Christos Salis and Eleftheria Dimopoulou are obviously not Maria’s birth parents – DNA tests have proven that they are not – yet she seems to have been part of their family. They insist she was given to them as a baby by a Bulgarian woman who no longer wanted her; that an unofficial adoption took place and that they have cared for her as their daughter. All of this may well be true – many Roma children are brought up within a large extended family - but shortly after Maria was found and before the couple were formally charged, the story was reported as an abduction.

Discrepancies in their story and the lack of documentation have certainly not helped their case, but so far there is nothing to suggest that the little girl has been ill-treated. Footage has emerged of her dancing at a family celebration; of a pink bedroom with toys lined up on a bed. Rumours that she may have been forced to beg on the streets are still only rumours. But Maria will not be returning to the run-down, lawless camp at Farsala where Roma families claim they have been vilified by the media. She has been placed in care and if her natural parents cannot be traced, she will be put up for adoption.

Not surprisingly, the case has sparked concern among the parents of missing children around the world. Maria has already been compared to Madeleine McCann and Ben Needham. In the case of Ben, who disappeared in Kos in 1991, his sister said the discovery had given them hope. They said they had always believed his disappearance was connected to the same camp where Maria was found.

But if finding Maria – if finding is the correct word – has given some families hope, it has already led to the wrongful removal of a blonde-haired, blue-eyed girl from a Roma community in Dublin. On Monday, a seven-year-old was taken into temporary care. DNA tests have since proved that the couple in question are the child’s parents but it is a worrying development. Removing a child from its home and its parents because it doesn’t look like them is surely not only racist, but the stuff of nightmares.

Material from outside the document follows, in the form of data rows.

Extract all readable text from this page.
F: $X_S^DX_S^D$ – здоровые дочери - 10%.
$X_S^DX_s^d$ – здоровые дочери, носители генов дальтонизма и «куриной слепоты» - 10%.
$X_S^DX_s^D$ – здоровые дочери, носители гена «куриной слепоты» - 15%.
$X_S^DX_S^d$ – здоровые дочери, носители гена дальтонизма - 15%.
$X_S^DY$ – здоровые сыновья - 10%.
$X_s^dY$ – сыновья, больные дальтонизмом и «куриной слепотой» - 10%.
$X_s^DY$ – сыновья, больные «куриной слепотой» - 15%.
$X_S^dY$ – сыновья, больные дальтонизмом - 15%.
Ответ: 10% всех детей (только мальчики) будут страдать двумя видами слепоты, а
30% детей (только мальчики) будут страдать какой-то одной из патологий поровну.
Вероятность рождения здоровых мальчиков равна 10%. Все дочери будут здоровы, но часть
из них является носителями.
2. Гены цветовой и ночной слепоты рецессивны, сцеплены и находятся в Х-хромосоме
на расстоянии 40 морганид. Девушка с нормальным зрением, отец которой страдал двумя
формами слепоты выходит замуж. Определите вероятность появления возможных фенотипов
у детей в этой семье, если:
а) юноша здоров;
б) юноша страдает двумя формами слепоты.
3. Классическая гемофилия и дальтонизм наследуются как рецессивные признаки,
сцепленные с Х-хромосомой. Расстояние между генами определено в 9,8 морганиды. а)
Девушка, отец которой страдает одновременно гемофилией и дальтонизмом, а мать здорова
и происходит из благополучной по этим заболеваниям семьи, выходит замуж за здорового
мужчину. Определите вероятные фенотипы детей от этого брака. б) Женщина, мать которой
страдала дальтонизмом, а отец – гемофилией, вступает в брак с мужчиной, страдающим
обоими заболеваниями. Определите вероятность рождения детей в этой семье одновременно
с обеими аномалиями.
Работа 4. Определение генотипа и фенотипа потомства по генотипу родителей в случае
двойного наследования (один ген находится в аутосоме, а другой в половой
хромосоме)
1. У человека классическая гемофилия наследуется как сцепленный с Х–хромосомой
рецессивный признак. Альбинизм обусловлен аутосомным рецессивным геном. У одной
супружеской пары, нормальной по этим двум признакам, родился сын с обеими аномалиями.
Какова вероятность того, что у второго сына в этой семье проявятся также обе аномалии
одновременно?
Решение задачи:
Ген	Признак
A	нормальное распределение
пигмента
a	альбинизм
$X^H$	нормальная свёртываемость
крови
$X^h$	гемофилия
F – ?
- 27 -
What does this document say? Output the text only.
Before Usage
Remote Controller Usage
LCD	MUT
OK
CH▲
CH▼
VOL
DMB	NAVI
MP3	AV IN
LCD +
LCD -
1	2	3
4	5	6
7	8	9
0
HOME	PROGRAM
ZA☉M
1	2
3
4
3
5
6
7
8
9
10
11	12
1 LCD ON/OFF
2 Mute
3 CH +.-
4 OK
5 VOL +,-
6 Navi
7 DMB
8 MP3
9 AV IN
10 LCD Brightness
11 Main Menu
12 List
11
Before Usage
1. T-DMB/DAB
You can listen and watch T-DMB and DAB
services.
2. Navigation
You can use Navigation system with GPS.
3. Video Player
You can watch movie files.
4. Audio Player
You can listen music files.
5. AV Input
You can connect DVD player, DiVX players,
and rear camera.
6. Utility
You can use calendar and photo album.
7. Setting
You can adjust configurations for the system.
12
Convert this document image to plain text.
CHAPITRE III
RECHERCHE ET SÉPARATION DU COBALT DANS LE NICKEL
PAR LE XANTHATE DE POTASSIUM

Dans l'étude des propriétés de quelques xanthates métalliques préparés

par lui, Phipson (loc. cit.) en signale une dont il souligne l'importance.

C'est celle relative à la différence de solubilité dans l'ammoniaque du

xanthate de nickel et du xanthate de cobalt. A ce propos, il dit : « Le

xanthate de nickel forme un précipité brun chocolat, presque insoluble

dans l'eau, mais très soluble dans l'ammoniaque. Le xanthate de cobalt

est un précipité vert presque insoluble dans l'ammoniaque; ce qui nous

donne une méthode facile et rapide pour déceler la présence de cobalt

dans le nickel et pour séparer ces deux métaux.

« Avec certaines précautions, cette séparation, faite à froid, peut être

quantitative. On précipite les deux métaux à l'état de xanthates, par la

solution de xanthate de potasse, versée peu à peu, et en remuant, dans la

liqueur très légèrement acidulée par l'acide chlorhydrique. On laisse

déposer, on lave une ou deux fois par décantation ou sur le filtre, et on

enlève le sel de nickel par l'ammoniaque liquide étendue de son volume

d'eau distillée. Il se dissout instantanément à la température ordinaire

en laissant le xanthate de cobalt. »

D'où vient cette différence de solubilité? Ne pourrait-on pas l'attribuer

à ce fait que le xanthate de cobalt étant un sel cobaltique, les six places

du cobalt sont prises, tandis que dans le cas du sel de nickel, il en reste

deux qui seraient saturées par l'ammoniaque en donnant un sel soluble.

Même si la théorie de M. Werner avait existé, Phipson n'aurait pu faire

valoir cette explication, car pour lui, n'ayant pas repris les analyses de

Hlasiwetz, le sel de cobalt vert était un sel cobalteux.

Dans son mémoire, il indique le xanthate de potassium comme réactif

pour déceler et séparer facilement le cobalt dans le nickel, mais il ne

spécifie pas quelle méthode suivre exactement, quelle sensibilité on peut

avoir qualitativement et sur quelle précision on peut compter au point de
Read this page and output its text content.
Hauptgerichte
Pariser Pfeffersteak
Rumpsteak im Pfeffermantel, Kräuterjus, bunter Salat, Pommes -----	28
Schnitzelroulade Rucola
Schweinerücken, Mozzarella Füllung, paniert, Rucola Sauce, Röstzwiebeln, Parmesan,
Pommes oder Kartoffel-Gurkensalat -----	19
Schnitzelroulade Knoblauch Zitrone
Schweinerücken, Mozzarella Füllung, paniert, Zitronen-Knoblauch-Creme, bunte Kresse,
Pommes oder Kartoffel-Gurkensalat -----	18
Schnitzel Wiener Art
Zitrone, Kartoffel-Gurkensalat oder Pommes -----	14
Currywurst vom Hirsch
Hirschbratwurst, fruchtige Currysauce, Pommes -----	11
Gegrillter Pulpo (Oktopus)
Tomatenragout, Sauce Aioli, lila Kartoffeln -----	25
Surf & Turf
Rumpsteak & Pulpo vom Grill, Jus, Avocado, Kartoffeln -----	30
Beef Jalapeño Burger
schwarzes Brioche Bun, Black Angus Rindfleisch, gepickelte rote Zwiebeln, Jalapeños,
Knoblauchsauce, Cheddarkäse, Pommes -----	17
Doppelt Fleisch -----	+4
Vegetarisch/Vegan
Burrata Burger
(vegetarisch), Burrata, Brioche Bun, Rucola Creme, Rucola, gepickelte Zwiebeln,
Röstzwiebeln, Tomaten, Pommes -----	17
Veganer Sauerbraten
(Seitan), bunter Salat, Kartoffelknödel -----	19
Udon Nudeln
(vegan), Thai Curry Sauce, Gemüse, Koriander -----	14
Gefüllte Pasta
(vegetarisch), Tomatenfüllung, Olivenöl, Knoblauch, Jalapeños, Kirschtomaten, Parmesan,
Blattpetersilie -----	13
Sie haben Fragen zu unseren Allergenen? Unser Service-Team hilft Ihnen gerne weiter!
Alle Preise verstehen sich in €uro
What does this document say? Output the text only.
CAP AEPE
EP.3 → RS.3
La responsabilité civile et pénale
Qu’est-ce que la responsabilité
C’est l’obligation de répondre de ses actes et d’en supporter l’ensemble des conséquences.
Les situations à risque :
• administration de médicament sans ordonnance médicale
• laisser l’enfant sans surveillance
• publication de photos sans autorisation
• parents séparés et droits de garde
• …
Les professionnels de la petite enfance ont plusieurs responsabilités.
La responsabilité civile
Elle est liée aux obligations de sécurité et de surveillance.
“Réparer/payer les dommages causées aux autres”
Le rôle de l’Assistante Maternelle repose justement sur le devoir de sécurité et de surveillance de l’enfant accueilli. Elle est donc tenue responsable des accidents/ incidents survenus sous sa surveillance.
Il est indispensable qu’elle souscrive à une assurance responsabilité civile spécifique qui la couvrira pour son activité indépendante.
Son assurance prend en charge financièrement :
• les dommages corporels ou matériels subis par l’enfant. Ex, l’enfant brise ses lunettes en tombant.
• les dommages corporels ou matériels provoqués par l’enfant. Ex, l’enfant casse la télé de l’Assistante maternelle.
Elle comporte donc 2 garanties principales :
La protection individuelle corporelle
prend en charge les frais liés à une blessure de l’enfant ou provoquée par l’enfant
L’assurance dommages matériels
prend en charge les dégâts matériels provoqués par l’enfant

Of course, Maria’s case is different. A Roma couple have been found with a child who does not in any biological or formal sense, belong to them. It is undoubtedly complicated. But while it has reminded us of the problem of child trafficking in Europe and the poverty that drives it, Maria’s story has also reignited irrational fears - about stolen children and “gypsy-related crime”.

It seems that, in the absence of all the facts, ancient and deeply-held prejudices have been regurgitated. It is a depressing old rhyme and one not worth repeating.